On my hike out after the morning hunt, I was feeling like quite the woodsman as I stumbled across a fairly obvious deer trail. I’ve been fooled before into thinking these trails are more active than the sign would indicate, especially this time of year with a summer’s worth of tracks dug into the path. A little further down the ridge, there is another such trail present every year that I finally placed a camera on for the first time to see what type of traffic it receives. As it turns out, not much. Just sporadic does and fawns – no bucks. The bucks seem to wander a lot more than use trails, but I bet they aren’t trying to find their way like me.
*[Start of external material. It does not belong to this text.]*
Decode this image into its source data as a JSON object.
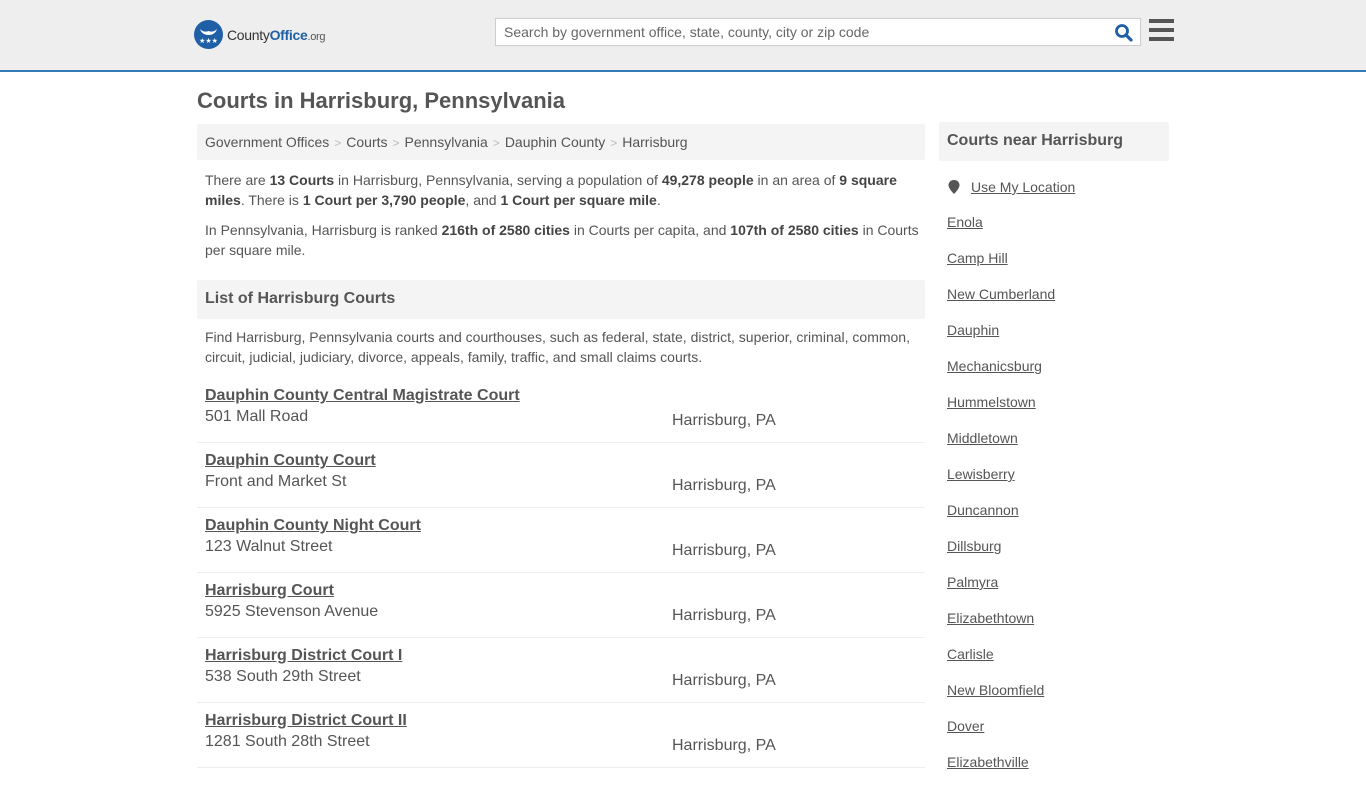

Deer TrailI decided that if I had a chance to hunt Sunday evening that I’d make a point to get a trail camera set up on the trail – a modern-day version of Leopold’s translator, I think. If I’m not smart enough to figure it out on my own, eight double A batteries and an SD card should help.

I moved off the trail twenty yards after placing a camera and found a couple sizeable trees to hide behind as I waited for the barrage of deer to amble their way along the trail. Around six o’clock, I heard the unmistakable noise of an intruder into my peaceful world – the occasional branch breaking, leaves crackling underfoot – you know what I mean.

I turned around to scan the mix of mature pines and hemlocks with my binoculars and located the source. A deer! My first encounter of the year. Sunlight danced off the reddish hue of his newly velvet free rack as he fed along under the large oaks that were interspersed between the sea of evergreens. At a distance of seventy yards, all I could do was watch as he fed in the opposite direction.

I had a small amount of hope that he may turn and come my direction, although if he did he’d end up above me in elevation which would give him the upper hand visually. I readied myself and waited. Just as I’d hoped, he reappeared about fifteen minutes later, this time at less than forty yards. He was walking to my left and angling away again. My only chance was to stop him and hope I could get a solid range on him on more time since he’d been walking when I ranged him the first time and I wasn’t entirely sure I’d ranged him or a tree behind him.

He stopped on the crest of a hill above me when I asked him too, and I could see his hind end but that’s it. I lifted my binoculars for another look only to see him staring right at me. I had thought his head was behind a tree, but his face had been obscured by the dark shadows created by the big pine next to him and I never noticed. He noticed me, though.

“This isn’t going to end well,” I said to myself as I watched him stare at me intently. Sure enough, it didn’t. I call that a woodsman’s intuition. Eventually, he took a couple bounds and then trotted away. I’m convinced he was never totally sure what I was and the wind was perfect so he didn’t smell me either. He just caught my movement as I lifted my bino’s to my eyes. Oh well.

Despite the mistake, I still consider the hunt a success. I have plenty of trail cam pictures of this buck over the last five weeks, so I knew he was in the area. I also knew he wasn’t in any kind of pattern. I just so happens that Sunday evening I put myself in his path. It all seemed so natural as I watched him feed along as if it should happen each time I hunt. At least it seemed natural until I blew it.

It helps that he wasn’t a true monster, otherwise I’d be very disappointed. By the end of October he’ll be around 150 pounds, probably. He’d be a fine buck with a bow and stack nicely in my freezer should I get another chance at him and seal the deal. My chances to hunt will be fewer and farther between as the calendar approaches the arrival of Baby Biebel, though. Theoretically, this child could show up any day now.

In an effort to increase my opportunities to hunt between now and then, I threatened to not shave until I fill my first tag. The “scruffy, Brad Pitt look,” as I like to refer to it is not viewed the same by my wife. She thinks I look like a junior high boy still navigating my way through puberty. She may have a point, but I’ll tell you this – I feel much more like a woodsman when I’m studying deer sign while stroking the sparse hairs on my chin.


New Hampshire Hunting Season Update #1 – Blown Opportunity! 1It sure feels good to get back in the woods in pursuit of the wily whitetail! Best of luck to you all in your own pursuits.